For six years the rate of drug overdose death in America rose almost without pause. In 2024 it fell harder than it had ever risen.
A rate is a quieter number than a count, and a more honest one. It asks not how many died but how common dying this way became — deaths per 100,000 people, adjusted so that an older population is not mistaken for a sicker one. By that measure the country went from 20.7 in 2018 to a peak of 32.6 in 2022: a level of overdose death with no precedent in the modern record.
Then the line did something it had not done in a decade. It turned down — slightly in 2023, and then, in 2024, it dropped to 23.1, the lowest figure since before the pandemic. This is the story of that shape: what drove it up, who it reached, and why the fall, though real, is not yet a recovery.
Pull the total apart by the type of drug involved and a single line dominates everything around it — synthetic opioids, overwhelmingly illicit fentanyl. Heroin, its predecessor, all but vanished from the record.
In 2018, White Americans had the highest age-adjusted overdose rate of any major group. Within a few years the burden had shifted — and by the peak years it fell hardest on American Indian and Alaska Native and on Black communities.
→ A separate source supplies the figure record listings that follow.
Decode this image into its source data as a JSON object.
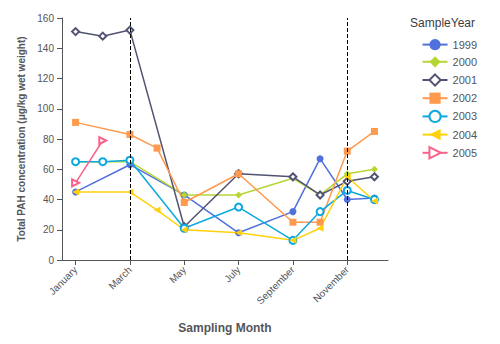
{
  "chart_data": {
    "type": "line",
    "xlabel": "Sampling Month",
    "ylabel": "Total PAH concentration (μg/kg wet weight)",
    "legend_title": "SampleYear",
    "legend": "right",
    "grid": false,
    "xlim": [
      0.5,
      12.5
    ],
    "xticks": [
      {
        "value": 1,
        "label": "January"
      },
      {
        "value": 3,
        "label": "March"
      },
      {
        "value": 5,
        "label": "May"
      },
      {
        "value": 7,
        "label": "July"
      },
      {
        "value": 9,
        "label": "September"
      },
      {
        "value": 11,
        "label": "November"
      }
    ],
    "ylim": [
      0,
      160
    ],
    "yticks": [
      0,
      20,
      40,
      60,
      80,
      100,
      120,
      140,
      160
    ],
    "vlines": [
      3,
      11
    ],
    "series": [
      {
        "name": "1999",
        "marker": "circle",
        "x": [
          1,
          3,
          5,
          7,
          9,
          10,
          11,
          12
        ],
        "values": [
          45,
          63,
          43,
          18,
          32,
          67,
          40,
          41
        ]
      },
      {
        "name": "2000",
        "marker": "diamond",
        "x": [
          1,
          3,
          5,
          7,
          9,
          10,
          11,
          12
        ],
        "values": [
          65,
          65,
          43,
          43,
          54,
          43,
          57,
          60
        ]
      },
      {
        "name": "2001",
        "marker": "hollow-diamond",
        "x": [
          1,
          2,
          3,
          5,
          7,
          9,
          10,
          11,
          12
        ],
        "values": [
          151,
          148,
          152,
          22,
          57,
          55,
          43,
          52,
          55
        ]
      },
      {
        "name": "2002",
        "marker": "square",
        "x": [
          1,
          3,
          4,
          5,
          7,
          9,
          10,
          11,
          12
        ],
        "values": [
          91,
          83,
          74,
          38,
          57,
          25,
          25,
          72,
          85
        ]
      },
      {
        "name": "2003",
        "marker": "hollow-circle",
        "x": [
          1,
          2,
          3,
          5,
          7,
          9,
          10,
          11,
          12
        ],
        "values": [
          65,
          65,
          66,
          21,
          35,
          13,
          32,
          46,
          40
        ]
      },
      {
        "name": "2004",
        "marker": "triangle-left",
        "x": [
          1,
          3,
          4,
          5,
          7,
          9,
          10,
          11,
          12
        ],
        "values": [
          45,
          45,
          33,
          20,
          18,
          13,
          21,
          55,
          39
        ]
      },
      {
        "name": "2005",
        "marker": "hollow-triangle-right",
        "x": [
          1,
          2
        ],
        "values": [
          51,
          79
        ]
      }
    ]
  }
}
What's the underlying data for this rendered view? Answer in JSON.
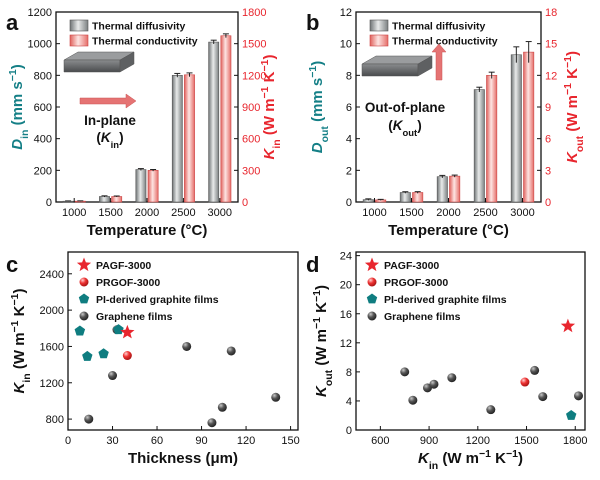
{
  "colors": {
    "diffusivity": "#9a9e9f",
    "conductivity": "#ef8f8a",
    "teal_axis": "#147f86",
    "red_axis": "#e8262e",
    "pagf": "#e8262e",
    "prgof": "#ee3333",
    "pi": "#0f7d80",
    "graphene": "#555555",
    "arrow": "#e57373"
  },
  "chart_data": [
    {
      "panel": "a",
      "type": "bar",
      "categories": [
        "1000",
        "1500",
        "2000",
        "2500",
        "3000"
      ],
      "xlabel": "Temperature (°C)",
      "ylabel_left": "Din (mm s−1)",
      "ylabel_right": "Kin (W m−1 K−1)",
      "ylim_left": [
        0,
        1200
      ],
      "ylim_right": [
        0,
        1800
      ],
      "yticks_left": [
        "0",
        "200",
        "400",
        "600",
        "800",
        "1000",
        "1200"
      ],
      "yticks_right": [
        "0",
        "300",
        "600",
        "900",
        "1200",
        "1500",
        "1800"
      ],
      "series": [
        {
          "name": "Thermal diffusivity",
          "axis": "left",
          "values": [
            5,
            35,
            205,
            800,
            1010
          ],
          "errors": [
            2,
            4,
            6,
            12,
            12
          ]
        },
        {
          "name": "Thermal conductivity",
          "axis": "right",
          "values": [
            8,
            52,
            300,
            1205,
            1575
          ],
          "errors": [
            3,
            5,
            8,
            18,
            18
          ]
        }
      ],
      "inset_text": [
        "In-plane",
        "(Kin)"
      ]
    },
    {
      "panel": "b",
      "type": "bar",
      "categories": [
        "1000",
        "1500",
        "2000",
        "2500",
        "3000"
      ],
      "xlabel": "Temperature (°C)",
      "ylabel_left": "Dout (mm s−1)",
      "ylabel_right": "Kout (W m−1 K−1)",
      "ylim_left": [
        0,
        12
      ],
      "ylim_right": [
        0,
        18
      ],
      "yticks_left": [
        "0",
        "2",
        "4",
        "6",
        "8",
        "10",
        "12"
      ],
      "yticks_right": [
        "0",
        "3",
        "6",
        "9",
        "12",
        "15",
        "18"
      ],
      "series": [
        {
          "name": "Thermal diffusivity",
          "axis": "left",
          "values": [
            0.15,
            0.6,
            1.6,
            7.1,
            9.3
          ],
          "errors": [
            0.05,
            0.05,
            0.08,
            0.15,
            0.5
          ]
        },
        {
          "name": "Thermal conductivity",
          "axis": "right",
          "values": [
            0.2,
            0.9,
            2.45,
            12.0,
            14.2
          ],
          "errors": [
            0.05,
            0.08,
            0.1,
            0.3,
            1.0
          ]
        }
      ],
      "inset_text": [
        "Out-of-plane",
        "(Kout)"
      ]
    },
    {
      "panel": "c",
      "type": "scatter",
      "xlabel": "Thickness (μm)",
      "ylabel": "Kin (W m−1 K−1)",
      "xlim": [
        0,
        155
      ],
      "ylim": [
        680,
        2640
      ],
      "xticks": [
        "0",
        "30",
        "60",
        "90",
        "120",
        "150"
      ],
      "yticks": [
        "800",
        "1200",
        "1600",
        "2000",
        "2400"
      ],
      "series": [
        {
          "name": "PAGF-3000",
          "marker": "star",
          "points": [
            [
              40,
              1755
            ]
          ]
        },
        {
          "name": "PRGOF-3000",
          "marker": "circle",
          "points": [
            [
              40,
              1500
            ]
          ]
        },
        {
          "name": "PI-derived graphite films",
          "marker": "pentagon",
          "points": [
            [
              8,
              1770
            ],
            [
              13,
              1490
            ],
            [
              24,
              1520
            ],
            [
              34,
              1785
            ]
          ]
        },
        {
          "name": "Graphene films",
          "marker": "sphere",
          "points": [
            [
              14,
              800
            ],
            [
              30,
              1280
            ],
            [
              33,
              1785
            ],
            [
              80,
              1600
            ],
            [
              97,
              760
            ],
            [
              104,
              930
            ],
            [
              110,
              1550
            ],
            [
              140,
              1040
            ]
          ]
        }
      ]
    },
    {
      "panel": "d",
      "type": "scatter",
      "xlabel": "Kin (W m−1 K−1)",
      "ylabel": "Kout (W m−1 K−1)",
      "xlim": [
        450,
        1860
      ],
      "ylim": [
        0,
        24.5
      ],
      "xticks": [
        "600",
        "900",
        "1200",
        "1500",
        "1800"
      ],
      "yticks": [
        "0",
        "4",
        "8",
        "12",
        "16",
        "20",
        "24"
      ],
      "series": [
        {
          "name": "PAGF-3000",
          "marker": "star",
          "points": [
            [
              1755,
              14.3
            ]
          ]
        },
        {
          "name": "PRGOF-3000",
          "marker": "circle",
          "points": [
            [
              1490,
              6.6
            ]
          ]
        },
        {
          "name": "PI-derived graphite films",
          "marker": "pentagon",
          "points": [
            [
              1775,
              2.0
            ]
          ]
        },
        {
          "name": "Graphene films",
          "marker": "sphere",
          "points": [
            [
              750,
              8.0
            ],
            [
              800,
              4.1
            ],
            [
              890,
              5.8
            ],
            [
              930,
              6.3
            ],
            [
              1040,
              7.2
            ],
            [
              1280,
              2.8
            ],
            [
              1550,
              8.2
            ],
            [
              1600,
              4.6
            ],
            [
              1820,
              4.7
            ]
          ]
        }
      ]
    }
  ]
}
Overdose death is not spread evenly across a lifetime. It concentrates in working age — and within every age band, men die at roughly two to three times the rate of women.
The remarkable thing about 2024 is not only that the rate dropped, but that it dropped across every group at once. No major demographic was left behind by the decline — though some had far more height to fall from.
The 2024 decline is the largest the country has recorded, and it is broad and real. But the year still ended with an age-adjusted rate of 23.1 — higher than any year before 2020, and behind that rate stand tens of thousands of deaths. The line returned roughly to where it stood in 2019, the year before the pandemic; it did not return to safety.
Why it fell is genuinely uncertain. Researchers have offered several explanations — wider distribution of naloxone, better access to treatment, shifts in an illicit supply that may be saturating or changing — and none has been proven dominant. There is also a grimmer possibility that some of the decline reflects how many people at highest risk had already died. What the data here can show is the shape and the spread of the change. It cannot, on its own, tell us whether the curve will keep bending.